Anyway, the game runs smooth, although now I need to go beat up on Comcast because I was getting “Connection Interrupted” every couple of minutes, just for a second, but it was enough to get me dead every time.  If you want to find me, I’m Jhaer.

Paradise Lost… and Found!

No, I won’t be talking about the upcoming game based on Dante’s Inferno… not yet anyway.  Instead, I’m talking about Burnout Paradise.  I’ve had the game for quite some time.  I finished the original game and all its online challenges, and even did some ranked racing (I think I got as high as 150 on the ranks at one point), and then I stopped playing.  Not because the game was boring, but that other games were new.  I kept coming back to Paradise City though.

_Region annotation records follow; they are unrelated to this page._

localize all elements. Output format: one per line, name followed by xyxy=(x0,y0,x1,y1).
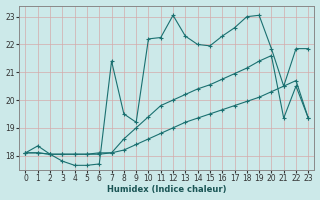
X-axis label: Humidex (Indice chaleur): Humidex (Indice chaleur) xyxy=(107,185,227,194)
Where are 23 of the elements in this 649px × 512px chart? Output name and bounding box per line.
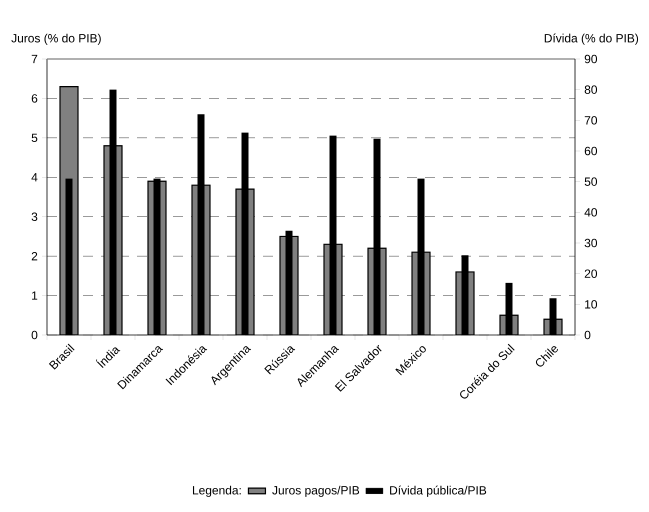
y2-tick-label: 0 bbox=[584, 330, 590, 340]
y-tick-label: 4 bbox=[31, 173, 38, 182]
y2-tick-label: 40 bbox=[584, 208, 598, 217]
legend-label: Dívida pública/PIB bbox=[390, 486, 486, 497]
y-tick-label: 5 bbox=[32, 134, 38, 142]
legend-label: Juros pagos/PIB bbox=[272, 486, 360, 497]
y2-tick-label: 60 bbox=[584, 146, 598, 156]
legend-title: Legenda: bbox=[192, 486, 241, 497]
y2-tick-label: 70 bbox=[584, 116, 598, 125]
y-tick-label: 1 bbox=[32, 291, 38, 300]
y-tick-label: 3 bbox=[32, 212, 38, 221]
y2-tick-label: 10 bbox=[585, 300, 598, 309]
y2-tick-label: 80 bbox=[584, 85, 598, 94]
y-tick-label: 2 bbox=[32, 252, 38, 260]
y-tick-label: 7 bbox=[32, 54, 38, 64]
y2-tick-label: 50 bbox=[584, 177, 598, 186]
y2-tick-label: 20 bbox=[584, 269, 598, 278]
y2-tick-label: 90 bbox=[584, 54, 598, 64]
y-axis-title: Juros (% do PIB) bbox=[11, 34, 101, 45]
y2-tick-label: 30 bbox=[584, 238, 598, 248]
y2-axis-title: Dívida (% do PIB) bbox=[544, 34, 638, 45]
y-tick-label: 0 bbox=[32, 330, 38, 340]
y-tick-label: 6 bbox=[32, 94, 38, 103]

Recently, the guys over at Criterion have been putting out new cars for the old game, and I have to say that I discovered that the right new cars can make the game feel like new again.

Sure, its still doing the same old races and the same old challenges, but I get quite a kick out of doing them all as Marty McFly, Michael Knight, a Ghostbuster or a law dodging resident of Hazzard county.  And the newest vehicles, the toy cars and bikes, make me giggle.

Much like the ongoing DLC for games like Rock Band, simple additions for small prices can totally revitalize a game.  With Burnout, Rock Band, Guitar Hero, and even new DLC adopters like Fable II and Fallout 3, it looks like more and more companies are trying to lengthen the life of their products without having to put a new box on the shelf down at Best Buy.  And I, for one, think this is a great thing… well, as long as they don’t start putting out “half games” they plan to complete with pay DLC later.